E’ stato sorpreso in casa dai carabinieri con due persone gravate da precedenti penali e con le quali non poteva intrattenersi

E’ stato sorpreso in casa dai carabinieri con due persone gravate da precedenti penali e con le quali non poteva intrattenersi

Informazione pubblicitaria
Informazione pubblicitaria

Ancora un arresto per Giovanni Mancuso, 76 anni, di Limbadi, sorpreso in casa dai militari dell’Arma mentre si intratteneva con due persone gravate da precedenti penali e con i quali non avrebbe potuto avere contatti in forza del regime della sorveglianza speciale per la durata di cinque anni al quale è sottoposto. Sono stati i carabinieri della Stazione di Limbadi diretti nell’occasione dal brigadiere Giovanni pellegrino, nel corso di un servizio di controllo del territorio, a fare “visita” nell’abitazione di Giovanni Mancuso. Una volta entrati in casa, i militari dell’Arma hanno trovato Giovanni Mancuso, sottoposto alla sorveglianza speciale di pubblica sicurezza con obbligo di dimora e divieto di contatti con persone pregiudicate, in compagnia di due soggetti che da successivi controlli si è accertato essere gravati da precedenti penali.

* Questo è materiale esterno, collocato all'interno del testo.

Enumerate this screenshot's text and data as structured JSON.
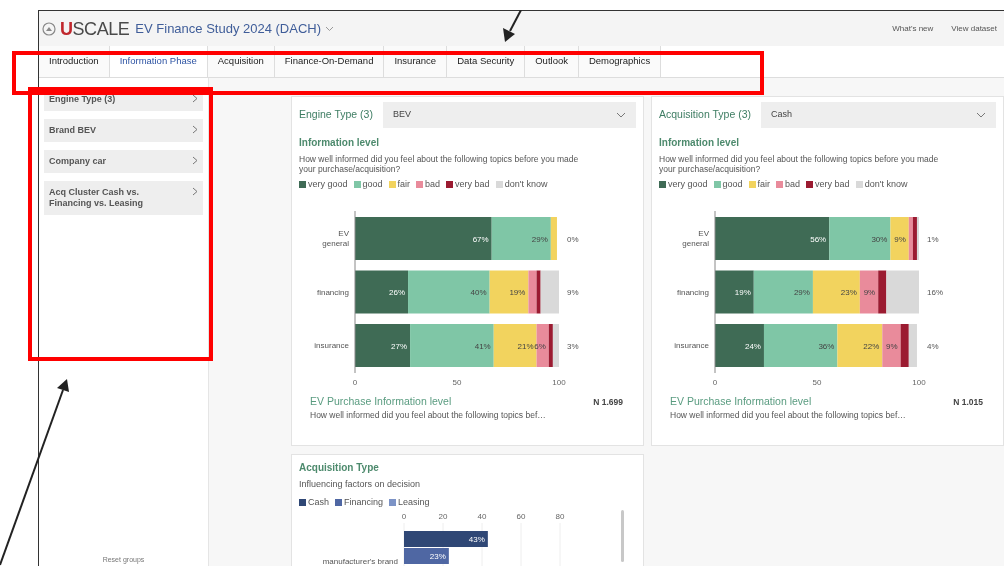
{
  "header": {
    "logo": "USCALE",
    "title": "EV Finance Study 2024 (DACH)",
    "links": [
      "What's new",
      "View dataset"
    ]
  },
  "tabs": [
    {
      "label": "Introduction",
      "selected": false
    },
    {
      "label": "Information Phase",
      "selected": true
    },
    {
      "label": "Acquisition",
      "selected": false
    },
    {
      "label": "Finance-On-Demand",
      "selected": false
    },
    {
      "label": "Insurance",
      "selected": false
    },
    {
      "label": "Data Security",
      "selected": false
    },
    {
      "label": "Outlook",
      "selected": false
    },
    {
      "label": "Demographics",
      "selected": false
    }
  ],
  "sidebar": {
    "items": [
      "Engine Type (3)",
      "Brand BEV",
      "Company car",
      "Acq Cluster Cash vs. Financing vs. Leasing"
    ],
    "footer": "Reset groups"
  },
  "cards": [
    {
      "filter_label": "Engine Type (3)",
      "filter_value": "BEV",
      "title": "Information level",
      "question": "How well informed did you feel about the following topics before you made your purchase/acquisition?",
      "footer_title": "EV Purchase Information level",
      "n": "N 1.699",
      "footer_text": "How well informed did you feel about the following topics bef…",
      "chart_data": {
        "type": "bar",
        "orientation": "horizontal",
        "stacked": true,
        "categories": [
          "EV general",
          "financing",
          "insurance"
        ],
        "xlim": [
          0,
          100
        ],
        "xticks": [
          0,
          50,
          100
        ],
        "series": [
          {
            "name": "very good",
            "color": "#3f6b55",
            "values": [
              67,
              26,
              27
            ],
            "value_labels": [
              "67%",
              "26%",
              "27%"
            ]
          },
          {
            "name": "good",
            "color": "#7fc6a6",
            "values": [
              29,
              40,
              41
            ],
            "value_labels": [
              "29%",
              "40%",
              "41%"
            ]
          },
          {
            "name": "fair",
            "color": "#f2d35e",
            "values": [
              3,
              19,
              21
            ],
            "value_labels": [
              null,
              "19%",
              "21%"
            ]
          },
          {
            "name": "bad",
            "color": "#e98b9b",
            "values": [
              0,
              4,
              6
            ],
            "value_labels": [
              null,
              null,
              "6%"
            ]
          },
          {
            "name": "very bad",
            "color": "#9b1b31",
            "values": [
              0,
              2,
              2
            ],
            "value_labels": [
              null,
              null,
              null
            ]
          },
          {
            "name": "don't know",
            "color": "#d9d9d9",
            "values": [
              0,
              9,
              3
            ],
            "value_labels": [
              "0%",
              "9%",
              "3%"
            ]
          }
        ]
      }
    },
    {
      "filter_label": "Acquisition Type (3)",
      "filter_value": "Cash",
      "title": "Information level",
      "question": "How well informed did you feel about the following topics before you made your purchase/acquisition?",
      "footer_title": "EV Purchase Information level",
      "n": "N 1.015",
      "footer_text": "How well informed did you feel about the following topics bef…",
      "chart_data": {
        "type": "bar",
        "orientation": "horizontal",
        "stacked": true,
        "categories": [
          "EV general",
          "financing",
          "insurance"
        ],
        "xlim": [
          0,
          100
        ],
        "xticks": [
          0,
          50,
          100
        ],
        "series": [
          {
            "name": "very good",
            "color": "#3f6b55",
            "values": [
              56,
              19,
              24
            ],
            "value_labels": [
              "56%",
              "19%",
              "24%"
            ]
          },
          {
            "name": "good",
            "color": "#7fc6a6",
            "values": [
              30,
              29,
              36
            ],
            "value_labels": [
              "30%",
              "29%",
              "36%"
            ]
          },
          {
            "name": "fair",
            "color": "#f2d35e",
            "values": [
              9,
              23,
              22
            ],
            "value_labels": [
              "9%",
              "23%",
              "22%"
            ]
          },
          {
            "name": "bad",
            "color": "#e98b9b",
            "values": [
              2,
              9,
              9
            ],
            "value_labels": [
              null,
              "9%",
              "9%"
            ]
          },
          {
            "name": "very bad",
            "color": "#9b1b31",
            "values": [
              2,
              4,
              4
            ],
            "value_labels": [
              null,
              null,
              null
            ]
          },
          {
            "name": "don't know",
            "color": "#d9d9d9",
            "values": [
              1,
              16,
              4
            ],
            "value_labels": [
              "1%",
              "16%",
              "4%"
            ]
          }
        ]
      }
    }
  ],
  "bottom_card": {
    "title": "Acquisition Type",
    "subtitle": "Influencing factors on decision",
    "chart_data": {
      "type": "bar",
      "orientation": "horizontal",
      "categories": [
        "manufacturer's brand"
      ],
      "xlim": [
        0,
        80
      ],
      "xticks": [
        0,
        20,
        40,
        60,
        80
      ],
      "grid": true,
      "series": [
        {
          "name": "Cash",
          "color": "#2f4775",
          "values": [
            43
          ],
          "value_labels": [
            "43%"
          ]
        },
        {
          "name": "Financing",
          "color": "#4f67a3",
          "values": [
            23
          ],
          "value_labels": [
            "23%"
          ]
        },
        {
          "name": "Leasing",
          "color": "#7c93c6",
          "values": [
            null
          ],
          "value_labels": [
            null
          ]
        }
      ]
    }
  }
}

Informazione pubblicitaria

 Da qui l’arresto di Giovanni Mancuso che, in attesa della convalida da parte della magistratura di Vibo Valentia, è stato messo ai “domiciliari”. Mancuso è difeso dagli avvocati Giuseppe Di Renzo e Francesco Stilo.

Sempre per violazione della sorveglianza speciale, Giovanni Mancuso – che si trova sulla sedia a rotelle – era stato arresto pure il 23 febbraio scorso. Ma tale arresto era stato poi annullato il 14 marzo dal Tribunale del Riesame di Catanzaro.

Giovanni Mancuso è stato condannato di recente dal Tribunale collegiale di Vibo Valentia a 9 anni di reclusione per il reato di usura al termine del processo nato dall’operazione denominata “Black money”. Altri 6 anni di reclusione per associazione mafiosa li ha invece rimediati in primo grado a Vibo nel processo nato dall’operazione denominata “Genesi”. Il processo d’appello deve ancora essere celebrato.